Alexander the Great created the greatest empire the world had yet seen -and also the shortest-lived. He became king of Macedonia in 336 B.C. at the age of 20 and then subdued the Greek states. Two years later, in 334 he led a large army to conquer Persia. During the next 11 years Alexander conquered an area nearly as large as the United States. His empire extended from Greece and Egypt in the west to beyond the Indus River in the east. When his weary army refused to march farther eastward into India, Alexander retired to Babylon. He died there of a  fever in 323 B.C, at 33. The empire he had  built in13 years was broken up as quickly as it had been formed. Within13 years of his death, the countries Alexander had united were divided again, their territories carved up between his generals.

CONSULTING THE ORACLE

Delphi was the site of Greece’s  most important oracle, where the advice of the gods was sought. The answer was given by a Pythia, a priestess who went into a trance and shouted wildly. Her cries were “interpreted” by priests, who gave the answers, often very ambiguous, in doggerel verse.

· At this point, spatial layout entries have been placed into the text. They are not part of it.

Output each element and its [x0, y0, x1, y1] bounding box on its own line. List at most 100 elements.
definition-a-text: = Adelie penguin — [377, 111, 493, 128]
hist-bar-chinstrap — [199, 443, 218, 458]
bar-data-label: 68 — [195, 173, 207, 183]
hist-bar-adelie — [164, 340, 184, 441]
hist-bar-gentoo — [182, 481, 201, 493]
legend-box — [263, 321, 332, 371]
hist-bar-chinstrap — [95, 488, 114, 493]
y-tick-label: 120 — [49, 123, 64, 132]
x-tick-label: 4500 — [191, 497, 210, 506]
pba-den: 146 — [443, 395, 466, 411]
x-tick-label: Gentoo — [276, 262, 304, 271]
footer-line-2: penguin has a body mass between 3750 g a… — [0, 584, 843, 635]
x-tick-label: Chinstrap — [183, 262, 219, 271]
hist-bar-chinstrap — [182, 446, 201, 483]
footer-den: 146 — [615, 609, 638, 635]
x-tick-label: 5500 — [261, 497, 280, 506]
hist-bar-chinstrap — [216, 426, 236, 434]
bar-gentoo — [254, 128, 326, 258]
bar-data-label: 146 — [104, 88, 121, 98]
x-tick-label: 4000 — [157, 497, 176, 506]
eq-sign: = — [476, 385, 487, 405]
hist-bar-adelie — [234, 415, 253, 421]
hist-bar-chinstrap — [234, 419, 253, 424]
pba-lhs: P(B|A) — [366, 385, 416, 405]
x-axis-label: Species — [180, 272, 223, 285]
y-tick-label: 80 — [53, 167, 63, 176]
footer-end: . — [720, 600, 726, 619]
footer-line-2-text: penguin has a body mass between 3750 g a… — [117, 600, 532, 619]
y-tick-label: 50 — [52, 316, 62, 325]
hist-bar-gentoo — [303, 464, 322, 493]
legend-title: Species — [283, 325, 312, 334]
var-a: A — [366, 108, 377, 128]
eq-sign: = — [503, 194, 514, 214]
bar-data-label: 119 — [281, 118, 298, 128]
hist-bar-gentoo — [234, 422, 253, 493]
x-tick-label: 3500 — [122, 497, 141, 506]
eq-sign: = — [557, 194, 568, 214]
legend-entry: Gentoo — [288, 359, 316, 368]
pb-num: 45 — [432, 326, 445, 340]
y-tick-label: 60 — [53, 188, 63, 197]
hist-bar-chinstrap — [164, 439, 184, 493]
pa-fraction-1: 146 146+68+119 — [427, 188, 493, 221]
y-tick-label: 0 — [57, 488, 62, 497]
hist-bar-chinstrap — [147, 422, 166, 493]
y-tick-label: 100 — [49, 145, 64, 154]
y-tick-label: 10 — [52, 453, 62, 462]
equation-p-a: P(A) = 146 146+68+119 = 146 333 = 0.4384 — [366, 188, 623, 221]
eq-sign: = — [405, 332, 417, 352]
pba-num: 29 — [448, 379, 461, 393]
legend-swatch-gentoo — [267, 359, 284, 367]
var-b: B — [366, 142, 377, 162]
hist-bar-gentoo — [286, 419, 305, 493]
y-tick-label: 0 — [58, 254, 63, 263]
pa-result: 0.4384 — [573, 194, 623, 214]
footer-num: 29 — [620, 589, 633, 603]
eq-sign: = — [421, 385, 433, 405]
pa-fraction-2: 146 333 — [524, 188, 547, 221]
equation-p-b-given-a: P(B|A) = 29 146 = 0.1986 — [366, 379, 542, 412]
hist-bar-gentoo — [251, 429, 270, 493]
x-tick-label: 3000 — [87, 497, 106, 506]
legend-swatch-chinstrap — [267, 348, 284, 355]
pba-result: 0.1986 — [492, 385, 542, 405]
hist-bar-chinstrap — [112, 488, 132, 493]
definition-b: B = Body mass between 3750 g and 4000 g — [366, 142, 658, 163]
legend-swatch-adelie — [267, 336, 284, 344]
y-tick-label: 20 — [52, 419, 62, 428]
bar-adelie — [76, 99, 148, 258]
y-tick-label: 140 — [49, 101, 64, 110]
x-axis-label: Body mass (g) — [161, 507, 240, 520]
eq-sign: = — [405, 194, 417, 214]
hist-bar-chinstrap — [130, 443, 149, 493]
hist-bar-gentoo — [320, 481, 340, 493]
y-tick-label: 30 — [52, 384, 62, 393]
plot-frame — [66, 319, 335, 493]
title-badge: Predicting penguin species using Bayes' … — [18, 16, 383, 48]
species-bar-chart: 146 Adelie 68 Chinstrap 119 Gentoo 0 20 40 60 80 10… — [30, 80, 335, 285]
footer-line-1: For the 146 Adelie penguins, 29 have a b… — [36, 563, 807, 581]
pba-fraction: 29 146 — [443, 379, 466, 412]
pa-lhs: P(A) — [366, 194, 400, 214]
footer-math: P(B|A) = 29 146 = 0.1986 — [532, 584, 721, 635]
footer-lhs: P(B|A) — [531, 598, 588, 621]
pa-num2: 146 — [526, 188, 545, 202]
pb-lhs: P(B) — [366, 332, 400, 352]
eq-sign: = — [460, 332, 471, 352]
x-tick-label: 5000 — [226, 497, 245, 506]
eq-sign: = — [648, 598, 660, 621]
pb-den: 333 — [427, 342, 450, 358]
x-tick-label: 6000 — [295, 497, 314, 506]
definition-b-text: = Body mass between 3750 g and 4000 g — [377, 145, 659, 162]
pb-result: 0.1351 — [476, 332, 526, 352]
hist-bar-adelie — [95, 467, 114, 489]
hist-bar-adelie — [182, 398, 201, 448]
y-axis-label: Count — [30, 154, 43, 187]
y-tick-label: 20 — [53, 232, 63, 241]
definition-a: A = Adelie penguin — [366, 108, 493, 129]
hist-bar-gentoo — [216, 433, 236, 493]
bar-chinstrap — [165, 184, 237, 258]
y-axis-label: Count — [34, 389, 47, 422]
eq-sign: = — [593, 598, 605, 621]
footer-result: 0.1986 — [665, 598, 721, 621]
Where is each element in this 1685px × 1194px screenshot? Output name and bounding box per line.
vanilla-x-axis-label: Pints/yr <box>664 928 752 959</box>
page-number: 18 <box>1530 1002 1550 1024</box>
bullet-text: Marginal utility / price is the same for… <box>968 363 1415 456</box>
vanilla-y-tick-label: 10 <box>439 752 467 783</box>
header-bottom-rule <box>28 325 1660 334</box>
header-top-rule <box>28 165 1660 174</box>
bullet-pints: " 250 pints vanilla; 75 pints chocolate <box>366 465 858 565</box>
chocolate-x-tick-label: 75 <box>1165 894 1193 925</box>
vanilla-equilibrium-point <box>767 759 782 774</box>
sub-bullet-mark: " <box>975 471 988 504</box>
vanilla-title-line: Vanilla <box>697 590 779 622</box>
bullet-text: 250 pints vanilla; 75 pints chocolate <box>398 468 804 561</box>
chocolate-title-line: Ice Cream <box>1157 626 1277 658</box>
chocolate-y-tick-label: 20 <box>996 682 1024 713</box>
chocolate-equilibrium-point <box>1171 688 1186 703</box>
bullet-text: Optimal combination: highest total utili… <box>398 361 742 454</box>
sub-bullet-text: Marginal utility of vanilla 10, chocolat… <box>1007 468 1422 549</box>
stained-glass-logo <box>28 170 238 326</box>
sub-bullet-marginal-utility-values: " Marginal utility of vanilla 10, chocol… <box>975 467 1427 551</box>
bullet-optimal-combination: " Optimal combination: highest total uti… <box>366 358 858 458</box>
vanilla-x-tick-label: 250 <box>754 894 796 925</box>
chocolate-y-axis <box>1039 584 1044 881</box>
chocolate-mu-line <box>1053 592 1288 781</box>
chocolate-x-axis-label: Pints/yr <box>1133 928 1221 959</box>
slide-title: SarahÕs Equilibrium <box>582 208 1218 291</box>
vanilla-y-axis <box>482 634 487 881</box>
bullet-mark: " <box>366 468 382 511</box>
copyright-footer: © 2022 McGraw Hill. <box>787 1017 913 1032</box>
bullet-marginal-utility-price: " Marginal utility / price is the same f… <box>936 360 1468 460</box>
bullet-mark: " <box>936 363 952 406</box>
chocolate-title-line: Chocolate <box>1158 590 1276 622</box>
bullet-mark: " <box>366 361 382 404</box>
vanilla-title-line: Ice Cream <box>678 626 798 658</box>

It is said that Croesus, the king of Lydia, in Asia Minor, whose name has become a symbol of wealth,asked the oracle if he should attack the Persian Empire. He was  told  that if he did  he would destroy a great empire. Croesus duly attacked in 546 B.C. and did indeed destroy an  empire: his own. Cyrus the Great defeated his army, annexed his kingdom, and took Croesus hostage.

ANCIENT AND MODERN

The 220 sacred wooden buildings at Japan’s ancient Shinto shrine at Ise have been pulled down and replaced by identical buildings every 20 years since they were first put up in the 5th century A.D. Only unpainted cypress wood is used, and no nails- just dowels and joints. It is thought that the buildings are rebuilt every two decades to symbolize the coming of a new generations. The last rebuilding was in 1973.

DEATH BEFORE DISHONOR

Hara-kiri, or ritual suicide, was a custom of the feudal samurai warriors – and later, of officers in Japan’s imperial army- to avoid dishonour or capture by an enemy. Sometimes hara-kiri was committed to show loyalty to a dead or disgraced lord.

The term hara-kiri means, literally, “belly-cutting.” The victim first cut open his own stomach with a short sword or dagger and disemboweled himself. Then he was beheaded by a companion. The ceremony, known formally in Japan as seppuku, is still occasionally used as an extreme form of protest. The Japanese novelist and playwright Yukio Mishima committed hara-kiri in 1970 in protest against what he saw as the weakness of Japan as a nation.